Northern Sámi religious publication

Nuorttanaste is a Northern Sámi religious publication based in Norway. It has published continuously since 1898, making it the longest running Sámi publication still being published.

==History==
Nuorttanaste (modern Northern Sámi spelling Nuorttanásti), which means "The Eastern Star," was founded by "sled preacher" Gustav Lund, a travelling pastor of the Evangelical Lutheran Free Church of Norway who sought to evangelize Sámi in part by using their native tongue. In 1898, he founded Nuorttanaste in Finnmark, and the paper soon began publishing news articles and letters from readers alongside its religious content.
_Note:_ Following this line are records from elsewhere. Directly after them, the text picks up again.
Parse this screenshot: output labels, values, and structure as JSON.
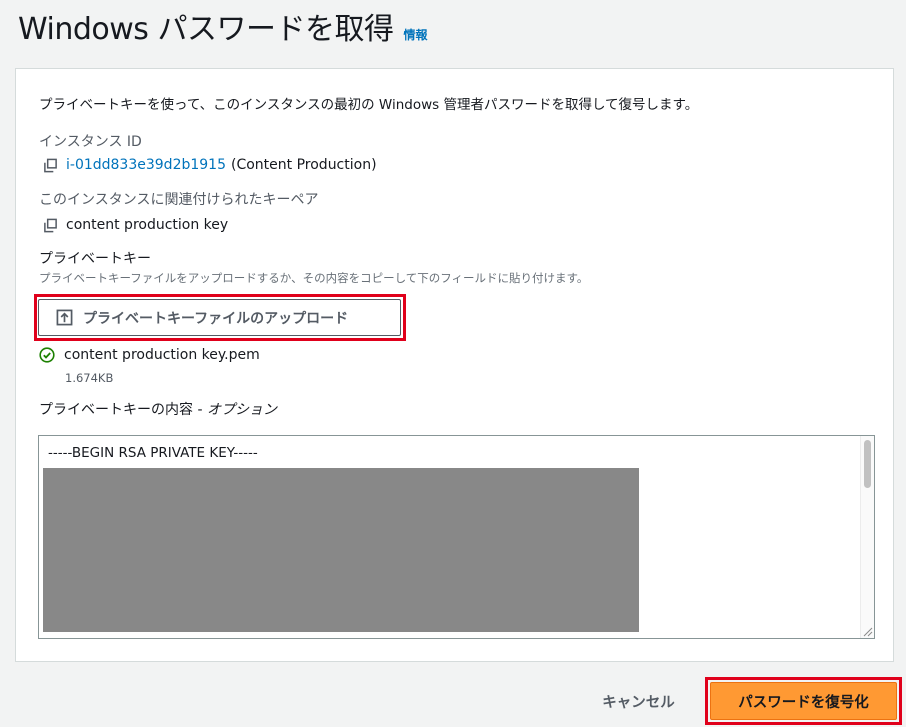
{
  "header": {
    "title": "Windows パスワードを取得",
    "info_link": "情報"
  },
  "panel": {
    "description": "プライベートキーを使って、このインスタンスの最初の Windows 管理者パスワードを取得して復号します。",
    "instance": {
      "label": "インスタンス ID",
      "id": "i-01dd833e39d2b1915",
      "name": "(Content Production)"
    },
    "key_pair": {
      "label": "このインスタンスに関連付けられたキーペア",
      "value": "content production key"
    },
    "private_key": {
      "label": "プライベートキー",
      "hint": "プライベートキーファイルをアップロードするか、その内容をコピーして下のフィールドに貼り付けます。",
      "upload_button": "プライベートキーファイルのアップロード",
      "file_name": "content production key.pem",
      "file_size": "1.674KB"
    },
    "contents": {
      "label": "プライベートキーの内容 - ",
      "label_optional": "オプション",
      "value": "-----BEGIN RSA PRIVATE KEY-----"
    }
  },
  "footer": {
    "cancel_label": "キャンセル",
    "decrypt_label": "パスワードを復号化"
  },
  "colors": {
    "link": "#0073bb",
    "primary": "#ff9933",
    "highlight": "#e0001b",
    "success": "#1d8102"
  }
}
The reporters and correspondents balanced the publisher's desire for religious content with readers' desire to receive news in their native language.

The first issue of Nuorttanaste was printed by Lund using a portable printing press. As the paper grew, it established formal offices in Sigerfjord. Over the years it moved several times before setting up its first permanent printing press was in Gáivuotna Municipality. The press alternated between Gáivuotna and Oslo for several years before setting up offices in Vuonnabahta in 1960. In 1992, the paper's headquarters moved to Kárášjohka.
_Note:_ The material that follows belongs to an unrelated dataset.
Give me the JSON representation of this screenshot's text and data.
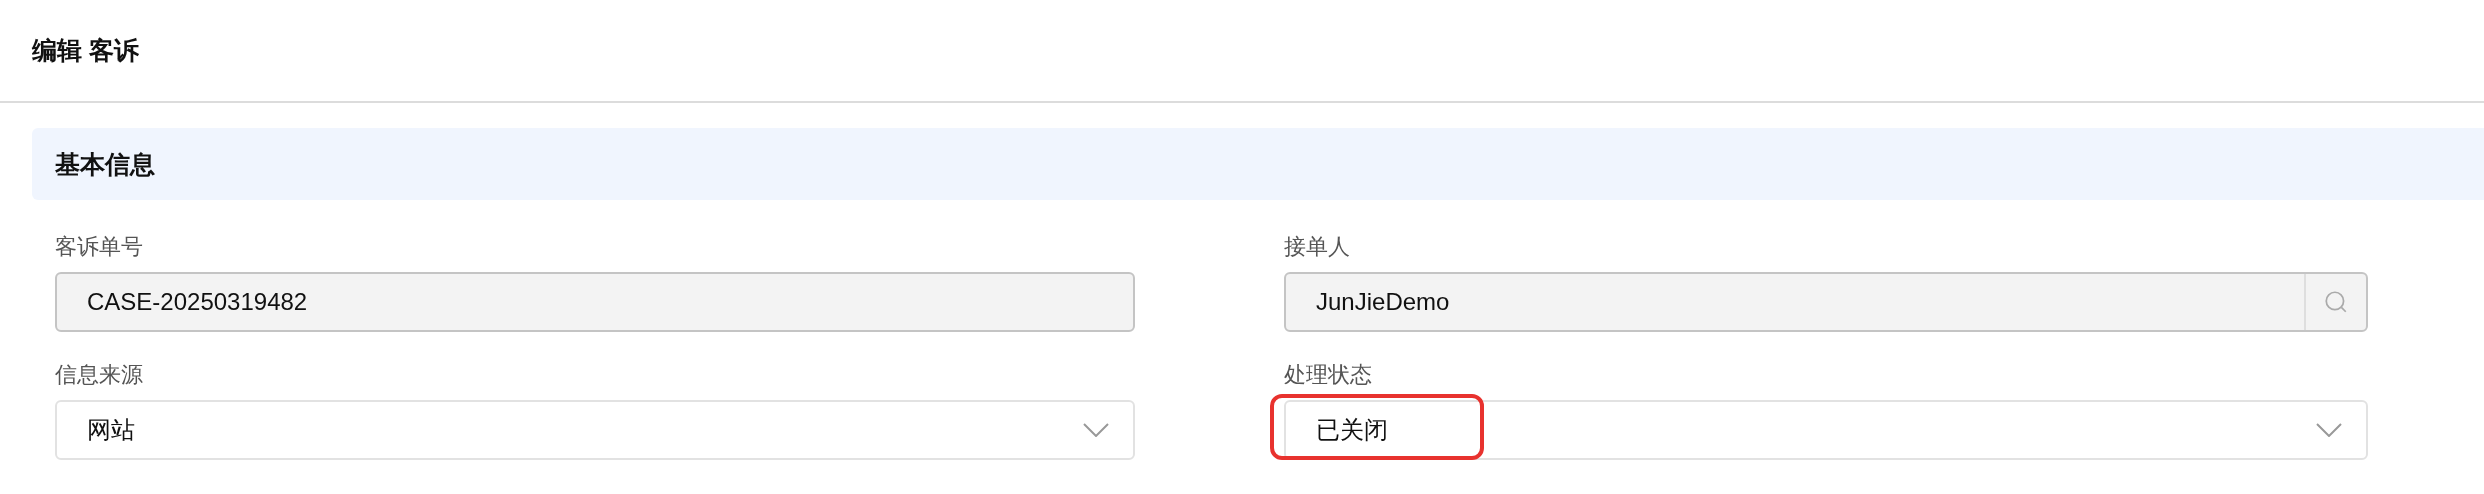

For much of its history, including during World War II, Nuorttanaste published twice a month; it currently publishes 11 issues each year. It has subscribers in Norway, Sweden, and Finland.

===Editors===
- 1898–1912: Gustav Lund
- 1912–1916: Ole A. Andersen
- 1916–1948: Henrik Olsen Heika
- 1948–1960: Anders Guttormsen
- 1960–1992: John Ole Nilsen
- 1992–2003: Ann Solveig Nystad
- 2003–2013: Olaug Balto Larsson
- 2013–2016: Liv Tone Boine
- 2016–: Ann Solveig Nystad

==Cultural impact==
For much of the 20th century, Nuorttanaste was the only newspaper publishing in Northern Sámi. Therefore, the paper played a major role in supporting Sámi literacy, along with Sámi language and culture.
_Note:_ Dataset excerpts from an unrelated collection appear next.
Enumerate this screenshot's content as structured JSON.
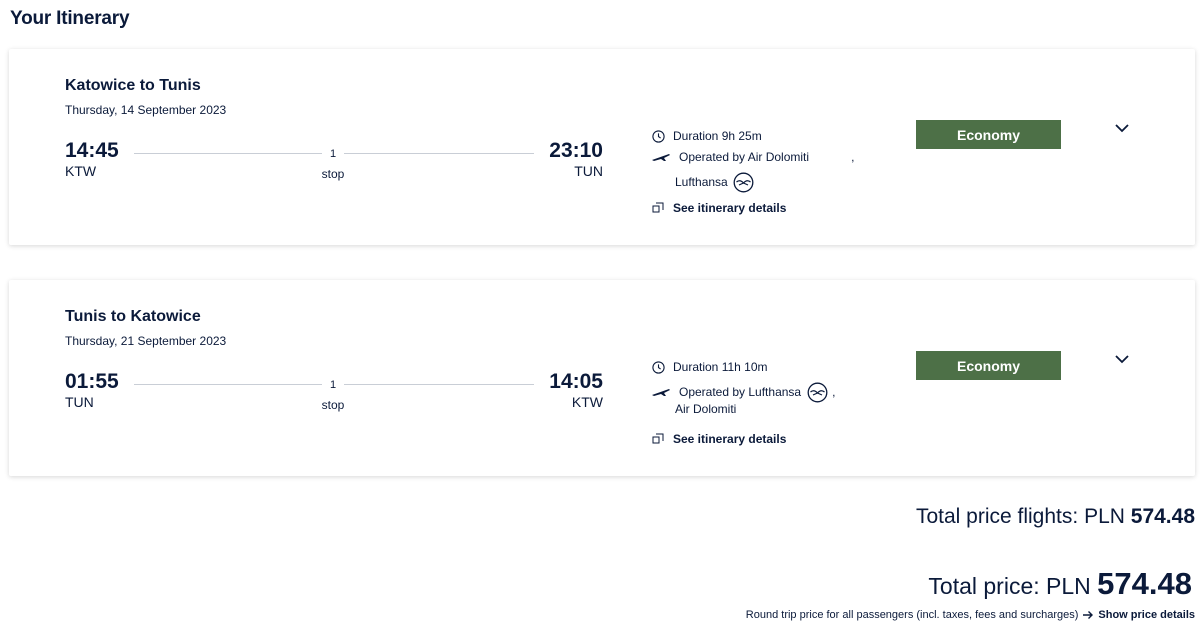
{
  "page": {
    "title": "Your Itinerary"
  },
  "flights": [
    {
      "route": "Katowice to Tunis",
      "date": "Thursday, 14 September 2023",
      "departure": {
        "time": "14:45",
        "code": "KTW"
      },
      "arrival": {
        "time": "23:10",
        "code": "TUN"
      },
      "stops": {
        "count": "1",
        "label": "stop"
      },
      "duration": "Duration 9h 25m",
      "operated_prefix": "Operated by Air Dolomiti",
      "operated_comma": ",",
      "operated_second": "Lufthansa",
      "details_link": "See itinerary details",
      "fare": "Economy"
    },
    {
      "route": "Tunis to Katowice",
      "date": "Thursday, 21 September 2023",
      "departure": {
        "time": "01:55",
        "code": "TUN"
      },
      "arrival": {
        "time": "14:05",
        "code": "KTW"
      },
      "stops": {
        "count": "1",
        "label": "stop"
      },
      "duration": "Duration 11h 10m",
      "operated_prefix": "Operated by Lufthansa",
      "operated_comma": ",",
      "operated_second": "Air Dolomiti",
      "details_link": "See itinerary details",
      "fare": "Economy"
    }
  ],
  "totals": {
    "flights_label": "Total price flights:",
    "flights_currency": "PLN",
    "flights_amount": "574.48",
    "total_label": "Total price:",
    "total_currency": "PLN",
    "total_amount": "574.48",
    "footnote": "Round trip price for all passengers (incl. taxes, fees and surcharges)",
    "show_details": "Show price details"
  },
  "colors": {
    "navy": "#0b1a3a",
    "fare_green": "#4d7047",
    "line_gray": "#c9ced6"
  },
  "icons": [
    "clock-icon",
    "airplane-icon",
    "lufthansa-logo-icon",
    "external-link-icon",
    "chevron-down-icon",
    "arrow-right-icon"
  ]
}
For most of its publication history, Nuorttanaste has used the J.A. Friis orthography, which is the same writing system used for the Sámi Bible. From 1948 to 1958, the paper used the Bergsland–Ruong orthography, which was the standard for writing Northern Sámi in Norway and Sweden (but not Finland), before reverting to the J.A. Friis orthography. Since 2004, Nuorttanaste has used the pan-Scandinavian 1979 orthography.